The translocation of proteins and RNA between the cytoplasm and nucleus is mediated by a family of soluble transport receptors, of which only nine have so far been identified in mammals. The importance of understanding these factors is underscored by findings that correlate the improper localization of key regulatory proteins to disease states such as carcinogenesis. In addition, several transporters play integral roles in the life cycle and pathogenesis of viruses (e.g., HIV). The proposed research plan is based on the identification and cloning of a novel, human transport receptor, karyopherin X. The objectives are to biochemically characterize karyopherin X, identify its cargo and map the motif it recognizes and binds to within the cargo sequence. To realize these goals, two specific aims will be pursued.

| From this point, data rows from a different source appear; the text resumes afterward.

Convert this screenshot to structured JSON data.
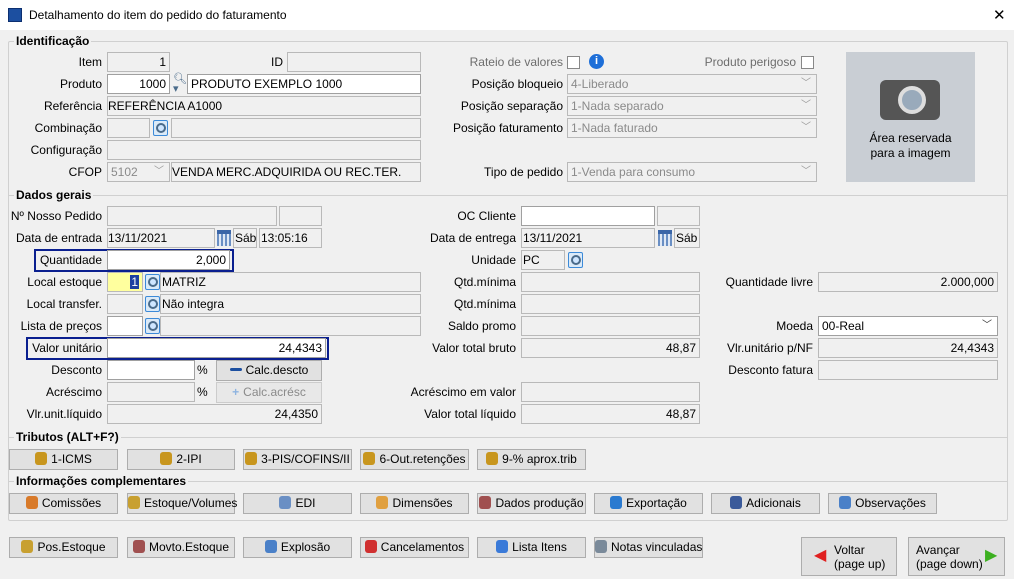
{
  "window": {
    "title": "Detalhamento do item do pedido do faturamento",
    "close": "✕"
  },
  "identificacao": {
    "title": "Identificação",
    "item_label": "Item",
    "item_value": "1",
    "id_label": "ID",
    "id_value": "",
    "produto_label": "Produto",
    "produto_code": "1000",
    "produto_name": "PRODUTO EXEMPLO 1000",
    "referencia_label": "Referência",
    "referencia_value": "REFERÊNCIA A1000",
    "combinacao_label": "Combinação",
    "combinacao_value": "",
    "combinacao_desc": "",
    "configuracao_label": "Configuração",
    "configuracao_value": "",
    "cfop_label": "CFOP",
    "cfop_value": "5102",
    "cfop_desc": "VENDA MERC.ADQUIRIDA OU REC.TER.",
    "rateio_label": "Rateio de valores",
    "produto_perigoso_label": "Produto perigoso",
    "posicao_bloqueio_label": "Posição bloqueio",
    "posicao_bloqueio_value": "4-Liberado",
    "posicao_separacao_label": "Posição separação",
    "posicao_separacao_value": "1-Nada separado",
    "posicao_faturamento_label": "Posição faturamento",
    "posicao_faturamento_value": "1-Nada faturado",
    "tipo_pedido_label": "Tipo de pedido",
    "tipo_pedido_value": "1-Venda para consumo",
    "image_text_1": "Área reservada",
    "image_text_2": "para a imagem"
  },
  "dados_gerais": {
    "title": "Dados gerais",
    "nosso_pedido_label": "Nº Nosso Pedido",
    "data_entrada_label": "Data de entrada",
    "data_entrada_value": "13/11/2021",
    "data_entrada_day": "Sáb",
    "data_entrada_time": "13:05:16",
    "quantidade_label": "Quantidade",
    "quantidade_value": "2,000",
    "local_estoque_label": "Local estoque",
    "local_estoque_code": "1",
    "local_estoque_name": "MATRIZ",
    "local_transfer_label": "Local transfer.",
    "local_transfer_name": "Não integra",
    "lista_precos_label": "Lista de preços",
    "valor_unitario_label": "Valor unitário",
    "valor_unitario_value": "24,4343",
    "desconto_label": "Desconto",
    "percent": "%",
    "calc_desconto": "Calc.descto",
    "acrescimo_label": "Acréscimo",
    "calc_acrescimo": "Calc.acrésc",
    "vlr_unit_liquido_label": "Vlr.unit.líquido",
    "vlr_unit_liquido_value": "24,4350",
    "oc_cliente_label": "OC Cliente",
    "data_entrega_label": "Data de entrega",
    "data_entrega_value": "13/11/2021",
    "data_entrega_day": "Sáb",
    "unidade_label": "Unidade",
    "unidade_value": "PC",
    "qtd_minima_label": "Qtd.mínima",
    "qtd_minima2_label": "Qtd.mínima",
    "saldo_promo_label": "Saldo promo",
    "valor_total_bruto_label": "Valor total bruto",
    "valor_total_bruto_value": "48,87",
    "acrescimo_valor_label": "Acréscimo em valor",
    "valor_total_liquido_label": "Valor total líquido",
    "valor_total_liquido_value": "48,87",
    "quantidade_livre_label": "Quantidade livre",
    "quantidade_livre_value": "2.000,000",
    "moeda_label": "Moeda",
    "moeda_value": "00-Real",
    "vlr_unit_nf_label": "Vlr.unitário p/NF",
    "vlr_unit_nf_value": "24,4343",
    "desconto_fatura_label": "Desconto fatura"
  },
  "tributos": {
    "title": "Tributos (ALT+F?)",
    "buttons": [
      "1-ICMS",
      "2-IPI",
      "3-PIS/COFINS/II",
      "6-Out.retenções",
      "9-% aprox.trib"
    ]
  },
  "info": {
    "title": "Informações complementares",
    "buttons": [
      "Comissões",
      "Estoque/Volumes",
      "EDI",
      "Dimensões",
      "Dados produção",
      "Exportação",
      "Adicionais",
      "Observações"
    ]
  },
  "bottom": {
    "buttons": [
      "Pos.Estoque",
      "Movto.Estoque",
      "Explosão",
      "Cancelamentos",
      "Lista Itens",
      "Notas vinculadas"
    ],
    "voltar": "Voltar",
    "voltar_hint": "(page up)",
    "avancar": "Avançar",
    "avancar_hint": "(page down)"
  },
  "colors": {
    "highlight": "#0a1f8f",
    "yellow_field": "#ffff9e",
    "title_icon": "#1c4fa0"
  }
}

Aim number 1 is to determine if this karyopherin shares the biochemical properties that define the members of the importin-beta-like transport receptor family.
Aim number 2 is to test the hypothesis that this protein is a bona fide transporter, by identifying its cargo and showing that it mediates the translocation of this cargo across the nuclear pore.
Aim number 1 experiments test the transporter for Ran (a small GTPase) binding, inhibition of the factors that influence the nucleotide state of Ran, and interactions with nuclear pore proteins. Experimental approaches for Aim number 2 include pulldown assays with immobilized transporter and cell lysates and in vitro transport assays in permeabilized cells. In the longer term, efforts will focus on mapping the targeting sequence(s) that sorts cargo for karyopherin X-mediated transport.